Истинный царь не нуждается в короне — его видно и без. Если ты был не дурак, то, конечно, помнил, с кем сейчас выпиваешь, но для Лидии Борисовны существовало только человеческое измерение: то, что называется «статус», не прилипало к отношениям вообще.
Либединская была покрыта невидимой оболочкой, отталкивавшей всякую фальшь. В этом отношении она была уж точно — Толстая!
Ее представления о добре и зле, допустимом и недопустимом, похвальном и стыдном — были просты и неопровергаемы.
Полуулыбкой и коротким жестом разведенных рук она среагировала однажды при мне на имя одного наследственного сукина сына — для нее в этом жизненном пути не было даже предмета для дискуссии. Это, пожалуй, был консерватизм в каком-то забытом значении слова, но я не припомню из ее уст ни жалоб на упадок нравов, ни какого бы то ни было вообще моралите; ни разу, разумеется, не поставила в пример себя.
Даже представить невозможно.
Это и есть вкус, наверное…
Странно подумать: по формальным признакам, с некоторых далеких пор, Либединская была советской писательской элитой, со всеми вытекающими отсюда «шапками пушистыми», — но с какой же счастливой легкостью она приняла дар судьбы: ссыльного зятя и дочь-декабристку!
Какая работа души стояла за этой легкостью — прекрасная тайна.
Ее знаменитая скатерть — вышивание стебельчатым швом по автографам ушедших, уходящих… — была ответом времени на утраты, которых в ее жизни было выше средней нормы. Ответом — поразительной силы и афористичности!
Вообще Лидия Борисовна принадлежала к совсем небольшому числу людей, способных, ни слова не говоря, дать внимательному человеку точку отсчета, модель поведения.

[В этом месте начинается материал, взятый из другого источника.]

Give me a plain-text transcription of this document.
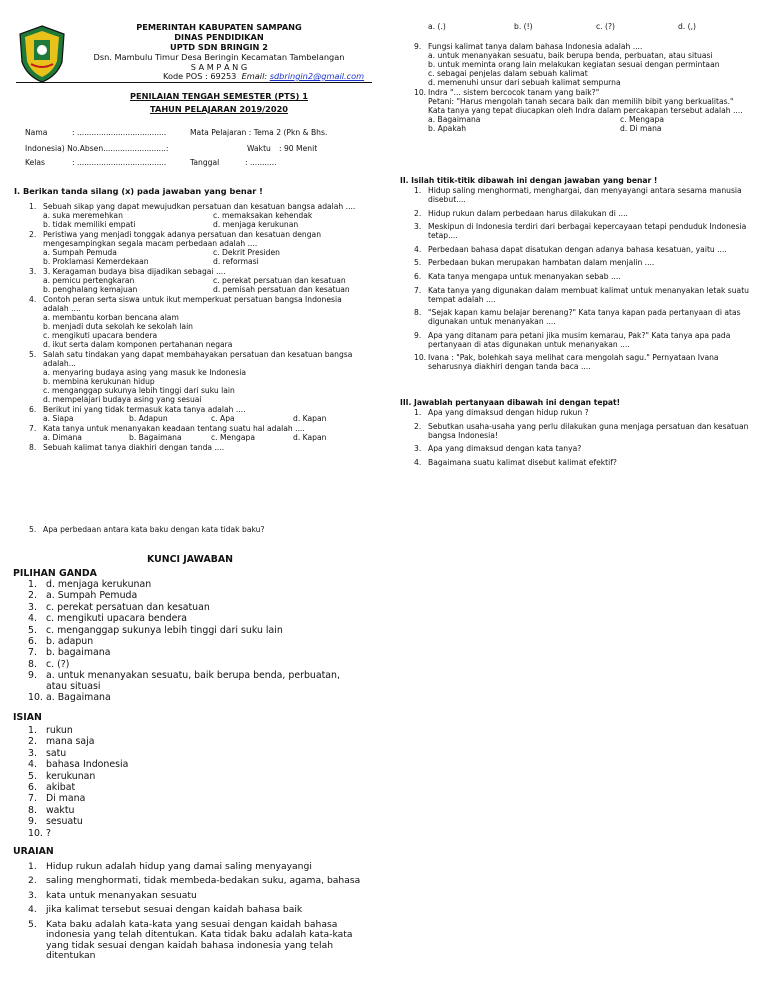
PEMERINTAH KABUPATEN SAMPANG
DINAS PENDIDIKAN
UPTD SDN BRINGIN 2
Dsn. Mambulu Timur Desa Beringin Kecamatan Tambelangan
S A M P A N G
Kode POS : 69253 Email: sdbringin2@gmail.com
PENILAIAN TENGAH SEMESTER (PTS) 1
TAHUN PELAJARAN 2019/2020
Nama	: .....................................	Mata Pelajaran : Tema 2 (Pkn & Bhs.
Indonesia) No.Absen..........................:	Waktu : 90 Menit
Kelas	: .....................................	Tanggal	: ...........
I. Berikan tanda silang (x) pada jawaban yang benar !
1. Sebuah sikap yang dapat mewujudkan persatuan dan kesatuan bangsa adalah ....
a. suka meremehkan	c. memaksakan kehendak
b. tidak memiliki empati	d. menjaga kerukunan
2. Peristiwa yang menjadi tonggak adanya persatuan dan kesatuan dengan mengesampingkan segala macam perbedaan adalah ....
a. Sumpah Pemuda	c. Dekrit Presiden
b. Proklamasi Kemerdekaan	d. reformasi
3. 3. Keragaman budaya bisa dijadikan sebagai ....
a. pemicu pertengkaran	c. perekat persatuan dan kesatuan
b. penghalang kemajuan	d. pemisah persatuan dan kesatuan
4. Contoh peran serta siswa untuk ikut memperkuat persatuan bangsa Indonesia adalah ....
a. membantu korban bencana alam
b. menjadi duta sekolah ke sekolah lain
c. mengikuti upacara bendera
d. ikut serta dalam komponen pertahanan negara
5. Salah satu tindakan yang dapat membahayakan persatuan dan kesatuan bangsa adalah...
a. menyaring budaya asing yang masuk ke Indonesia
b. membina kerukunan hidup
c. menganggap sukunya lebih tinggi dari suku lain
d. mempelajari budaya asing yang sesuai
6. Berikut ini yang tidak termasuk kata tanya adalah ....
a. Siapa	b. Adapun	c. Apa	d. Kapan
7. Kata tanya untuk menanyakan keadaan tentang suatu hal adalah ....
a. Dimana	b. Bagaimana	c. Mengapa	d. Kapan
8. Sebuah kalimat tanya diakhiri dengan tanda ....
a. (.)	b. (!)	c. (?)	d. (,)
9. Fungsi kalimat tanya dalam bahasa Indonesia adalah ....
a. untuk menanyakan sesuatu, baik berupa benda, perbuatan, atau situasi
b. untuk meminta orang lain melakukan kegiatan sesuai dengan permintaan
c. sebagai penjelas dalam sebuah kalimat
d. memenuhi unsur dari sebuah kalimat sempurna
10. Indra "... sistem bercocok tanam yang baik?"
Petani: "Harus mengolah tanah secara baik dan memilih bibit yang berkualitas."
Kata tanya yang tepat diucapkan oleh Indra dalam percakapan tersebut adalah ....
a. Bagaimana	c. Mengapa
b. Apakah	d. Di mana
II. Isilah titik-titik dibawah ini dengan jawaban yang benar !
1. Hidup saling menghormati, menghargai, dan menyayangi antara sesama manusia disebut....
2. Hidup rukun dalam perbedaan harus dilakukan di ....
3. Meskipun di Indonesia terdiri dari berbagai kepercayaan tetapi penduduk Indonesia tetap....
4. Perbedaan bahasa dapat disatukan dengan adanya bahasa kesatuan, yaitu ....
5. Perbedaan bukan merupakan hambatan dalam menjalin ....
6. Kata tanya mengapa untuk menanyakan sebab ....
7. Kata tanya yang digunakan dalam membuat kalimat untuk menanyakan letak suatu tempat adalah ....
8. "Sejak kapan kamu belajar berenang?" Kata tanya kapan pada pertanyaan di atas digunakan untuk menanyakan ....
9. Apa yang ditanam para petani jika musim kemarau, Pak?" Kata tanya apa pada pertanyaan di atas digunakan untuk menanyakan ....
10. Ivana : "Pak, bolehkah saya melihat cara mengolah sagu." Pernyataan Ivana seharusnya diakhiri dengan tanda baca ....
III. Jawablah pertanyaan dibawah ini dengan tepat!
1. Apa yang dimaksud dengan hidup rukun ?
2. Sebutkan usaha-usaha yang perlu dilakukan guna menjaga persatuan dan kesatuan bangsa Indonesia!
3. Apa yang dimaksud dengan kata tanya?
4. Bagaimana suatu kalimat disebut kalimat efektif?
5. Apa perbedaan antara kata baku dengan kata tidak baku?
KUNCI JAWABAN
PILIHAN GANDA
1. d. menjaga kerukunan
2. a. Sumpah Pemuda
3. c. perekat persatuan dan kesatuan
4. c. mengikuti upacara bendera
5. c. menganggap sukunya lebih tinggi dari suku lain
6. b. adapun
7. b. bagaimana
8. c. (?)
9. a. untuk menanyakan sesuatu, baik berupa benda, perbuatan, atau situasi
10. a. Bagaimana
ISIAN
1. rukun
2. mana saja
3. satu
4. bahasa Indonesia
5. kerukunan
6. akibat
7. Di mana
8. waktu
9. sesuatu
10. ?
URAIAN
1. Hidup rukun adalah hidup yang damai saling menyayangi
2. saling menghormati, tidak membeda-bedakan suku, agama, bahasa
3. kata untuk menanyakan sesuatu
4. jika kalimat tersebut sesuai dengan kaidah bahasa baik
5. Kata baku adalah kata-kata yang sesuai dengan kaidah bahasa indonesia yang telah ditentukan. Kata tidak baku adalah kata-kata yang tidak sesuai dengan kaidah bahasa indonesia yang telah ditentukan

Но уж если она начинала формулировать вслух, мало никому не казалось!
Одна ее знаменитая фраза — «лучше несколько раз услышать слово „жопа“, чем один раз „духовность“» — должна оставить Либединскую в истории русской культуры. Пошлость казенного духоприкладства она прибила к сортирной двери большими гвоздями, закрыв тему.